O homem indicou Diana e Hadria com os dedos, e Diana percebeu que a conselheira parecia surpresa com isso, mas ela já não tinha certeza no que acreditar. Como estava cansada, não só fisicamente, mas de tudo, decidiu que apenas ouviria por enquanto.
— Por onde eu devo começar? — ponderou o homem, encarando o teto enquanto mordiscava um pedaço de pão. Depois de alguns segundos de silêncio, foi sua neta que respondeu.
— Que tal começar se apresentando? De verdade, dessa vez.
— Sentimos muitíssimo, senhor! Mas não vai se repetir. Basta que nos envie de novo e...
— Você está me dizendo — interrompeu o homem, sentado no trono de sua masmorra, sem encarar os três magos diretamente — que não só foram humilhados por uma bruxa de sangue plebeu, como contaram suas ordens para outro conselheiro logo depois?
— Não mencionamos o senhor, eu juro! Além disso, era só a senhorita Hadria, então acho... — Antes que terminasse a frase, o feiticeiro que estava sentado golpeou com força o braço de seu assento, e o mago se calou.
Ele levantou-se de seu lugar, sem alterar a expressão. As longas vestes escuras com detalhes em vermelho sangue, os cabelos negros presos em um rabo de cavalo longo e, principalmente, as inúmeras cicatrizes que se espalhavam por seu queixo e bochechas eram o bastante para dar ao conselheiro um aspecto intimidador, mesmo com gestos contidos.
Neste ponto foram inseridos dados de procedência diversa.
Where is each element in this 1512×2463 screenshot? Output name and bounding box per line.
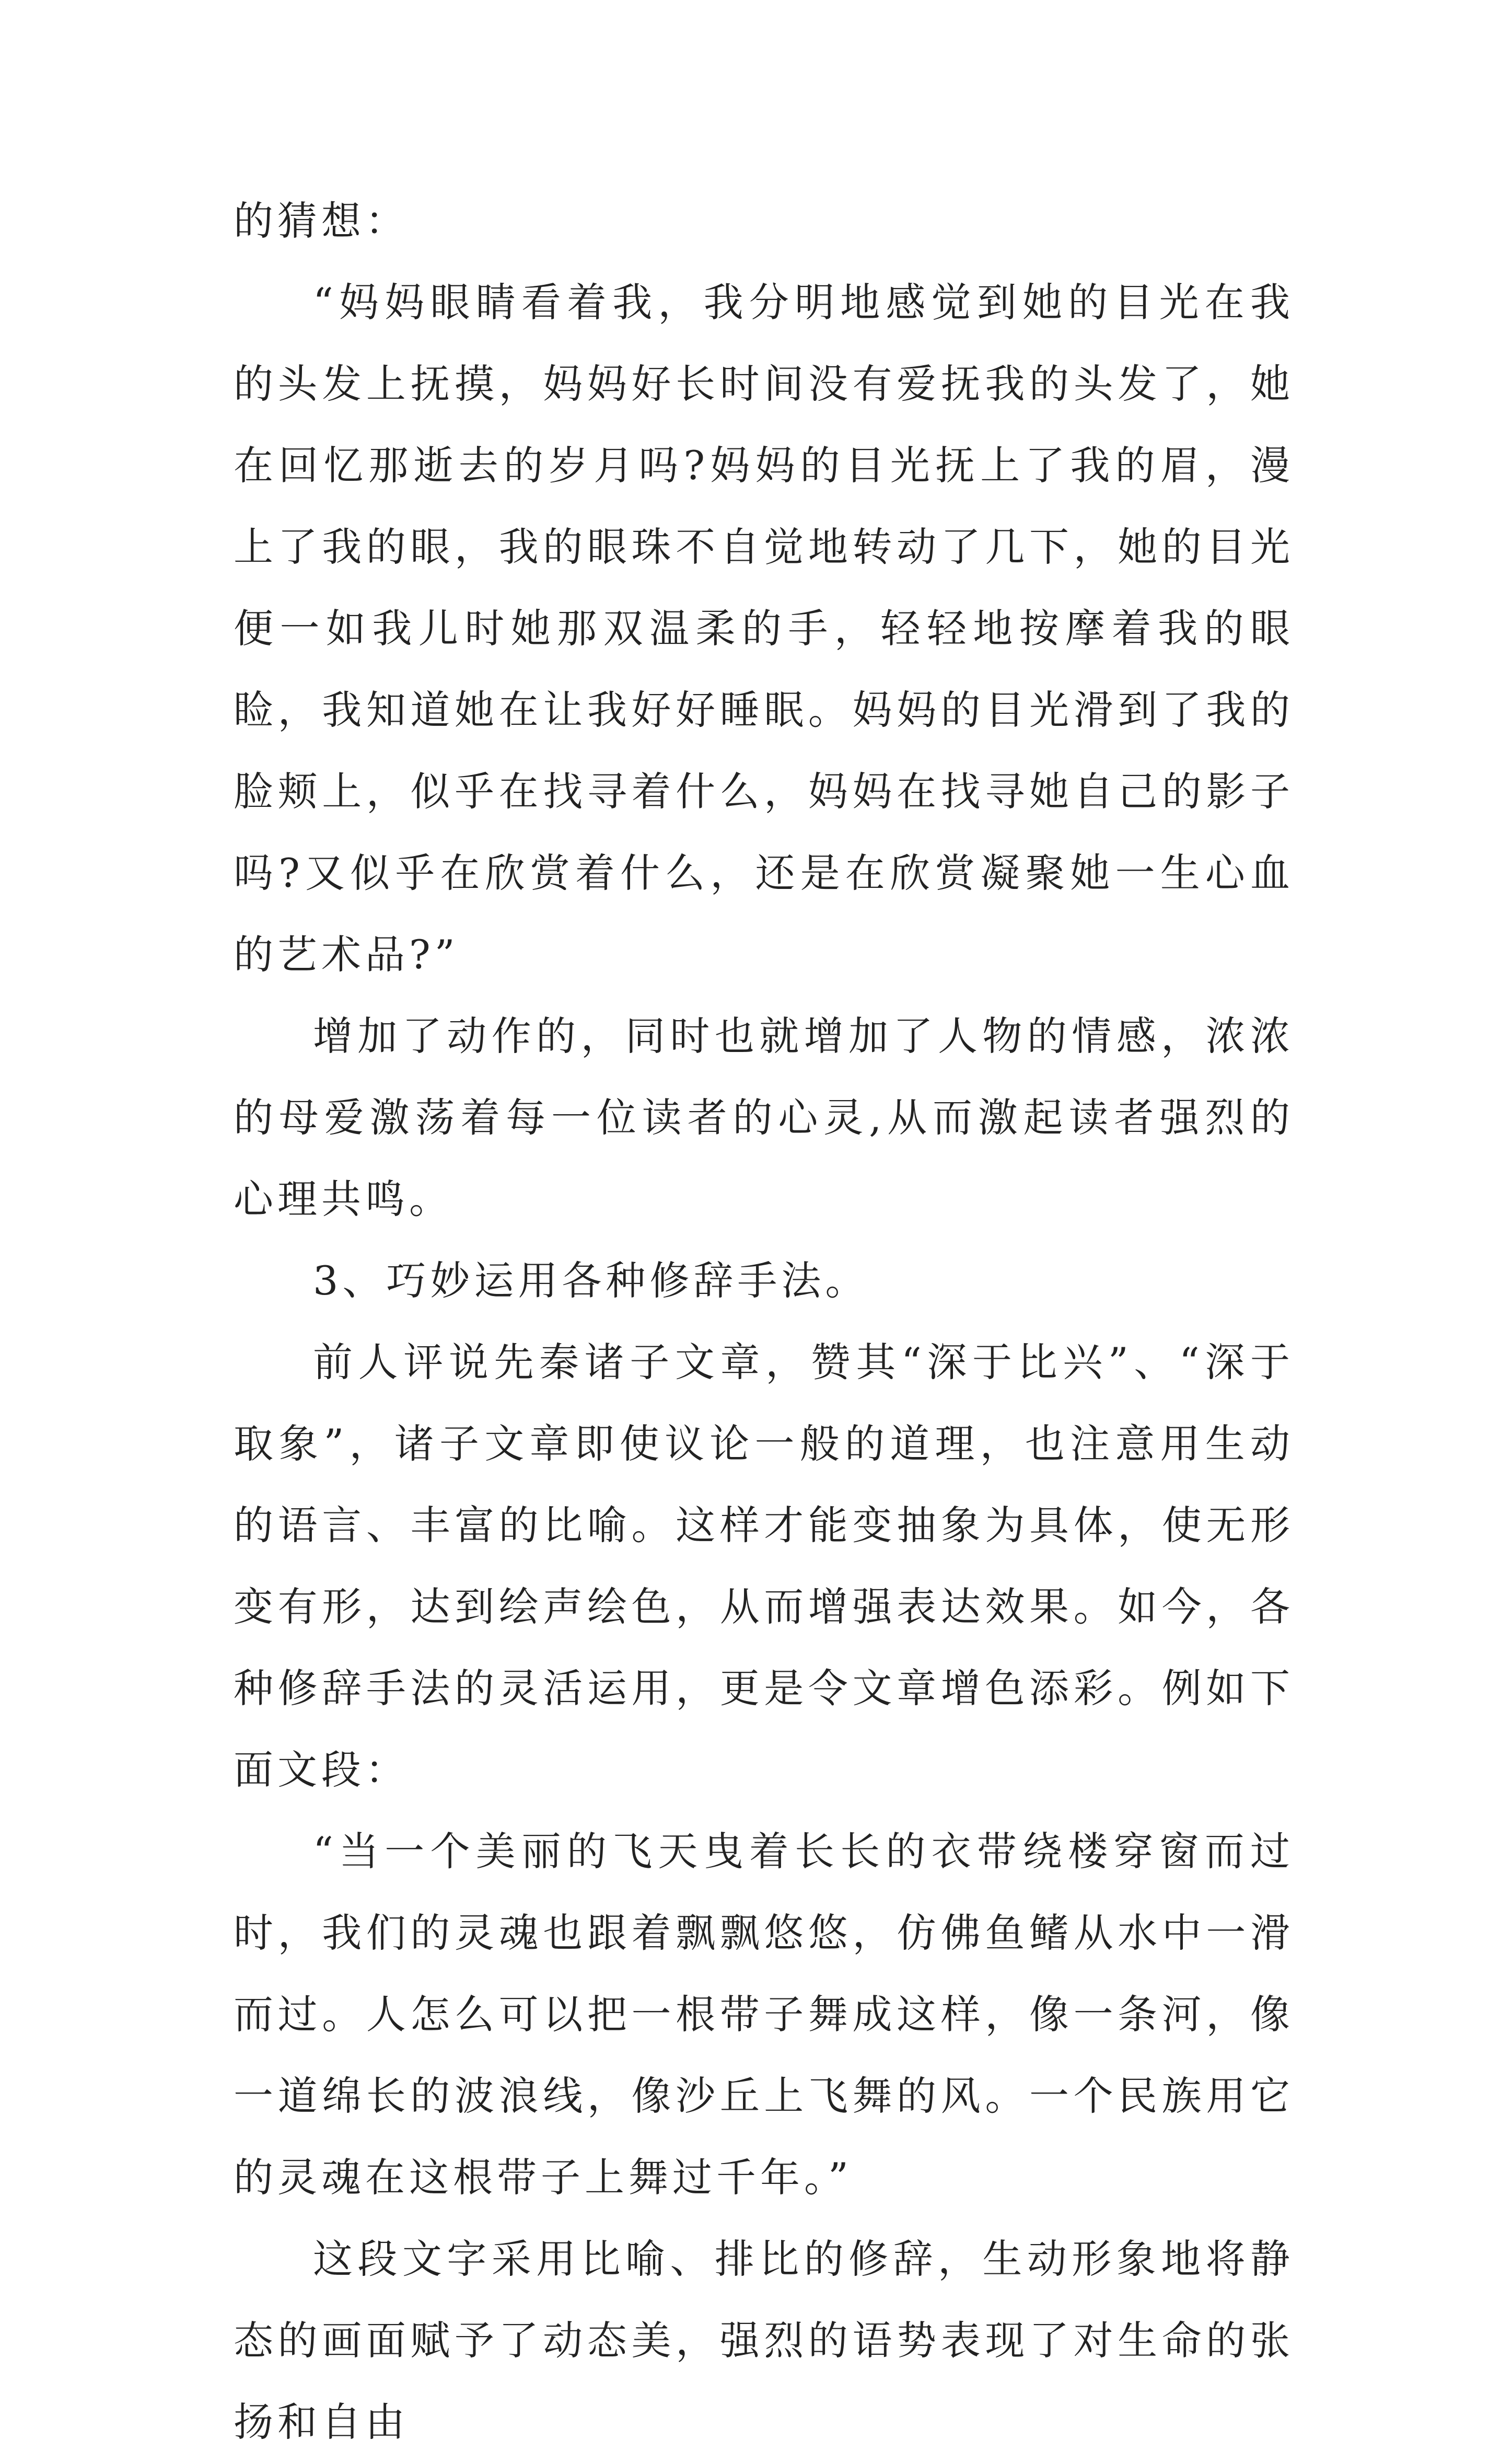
- paragraph-quote-mother: “妈妈眼睛看着我，我分明地感觉到她的目光在我的头发上抚摸，妈妈好长时间没有爱抚我的头发了，她在回忆那逝去的岁月吗?妈妈的目光抚上了我的眉，漫上了我的眼，我的眼珠不自觉地转动了几下，她的目光便一如我儿时她那双温柔的手，轻轻地按摩着我的眼睑，我知道她在让我好好睡眠。妈妈的目光滑到了我的脸颊上，似乎在找寻着什么，妈妈在找寻她自己的影子吗?又似乎在欣赏着什么，还是在欣赏凝聚她一生心血的艺术品?”: [234, 279, 1294, 978]
- section-heading-rhetoric: 3、巧妙运用各种修辞手法。: [313, 1257, 869, 1304]
- document-body: [234, 180, 1294, 2463]
- paragraph-continuation: 的猜想：: [234, 198, 409, 244]
- paragraph-quote-feitian: “当一个美丽的飞天曳着长长的衣带绕楼穿窗而过时，我们的灵魂也跟着飘飘悠悠，仿佛鱼鳍从水中一滑而过。人怎么可以把一根带子舞成这样，像一条河，像一道绵长的波浪线，像沙丘上飞舞的风。一个民族用它的灵魂在这根带子上舞过千年。”: [234, 1828, 1294, 2201]
- paragraph-rhetoric-intro: 前人评说先秦诸子文章，赞其“深于比兴”、“深于取象”，诸子文章即使议论一般的道理，也注意用生动的语言、丰富的比喻。这样才能变抽象为具体，使无形变有形，达到绘声绘色，从而增强表达效果。如今，各种修辞手法的灵活运用，更是令文章增色添彩。例如下面文段：: [234, 1339, 1294, 1793]
- paragraph-comment-emotion: 增加了动作的，同时也就增加了人物的情感，浓浓的母爱激荡着每一位读者的心灵,从而激起读者强烈的心理共鸣。: [234, 1013, 1294, 1222]
- paragraph-analysis: 这段文字采用比喻、排比的修辞，生动形象地将静态的画面赋予了动态美，强烈的语势表现了对生命的张扬和自由: [234, 2236, 1294, 2445]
Se aproximou dos magos, ajoelhados e de cabeça baixa, e andou em torno deles por um tempo, sem dizer nada. Por fim, parou de frente para eles novamente.
— Levantem a cabeça, por favor.
Assim o fizeram e, para sua surpresa, o homem sorria. Não de maneira gentil ou acolhedora, mas seca e quase cruel. Um sorriso que mostrava os dentes, enquanto suas mãos se cruzavam nas costas.
— Senhor...?
— Não fiquem tristes por serem inúteis, afinal, eu considerei isso quando lhes dei minhas ordens — começou, sem mostrar sinais de alteração no tom de voz. — Apesar da facilidade da tarefa, a possibilidade de vocês não serem capazes nem mesmo disso me ocorreu, é claro.
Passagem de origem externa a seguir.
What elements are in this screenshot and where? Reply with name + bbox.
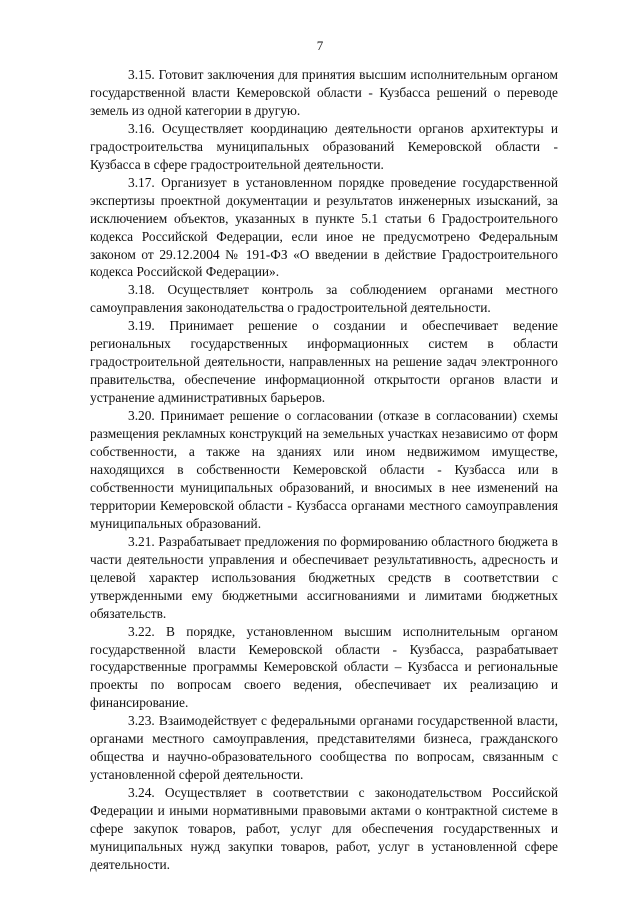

— E o que isso quer dizer? — indagou outro homem, que estava em silêncio até o momento. Ele tomou uma cotovelada do primeiro mago, mas o conselheiro colocou a mão em seu ombro e lhe respondeu mesmo assim.
— Isso quer dizer, meu caro, que vocês não serem úteis não estava totalmente fora da minha expectativa — disse, e pequenos sinais de desprezo começavam a aparecer em sua fala. — O que estava fora da minha expectativa é que, além de serem inúteis, vocês me atrapalhariam, cederiam informações pra última pessoa que deveriam e, depois de tudo, teriam a coragem de vir me relatar como se estivessem tentando fazer o seu trabalho.
Nesse momento, os três homens ergueram a cabeça, mas ele não estava mais ali. No lugar, um pequeno corvo estava parado, encarando-os de volta.
O primeiro homem começou a ouvir um bater de asas, e olhou para cima. Próximo ao teto de pedra, dezenas de pássaros negros estavam enfileirados juntos, e também os encaravam. Olhou para a passagem de onde haviam vindo e percebeu, com espanto, que ela estava contornada por mais corvos.
Então, as chamas das tochas que iluminavam o lugar se apagaram.
O som do bater de asas se multiplicou e ficou mais intenso.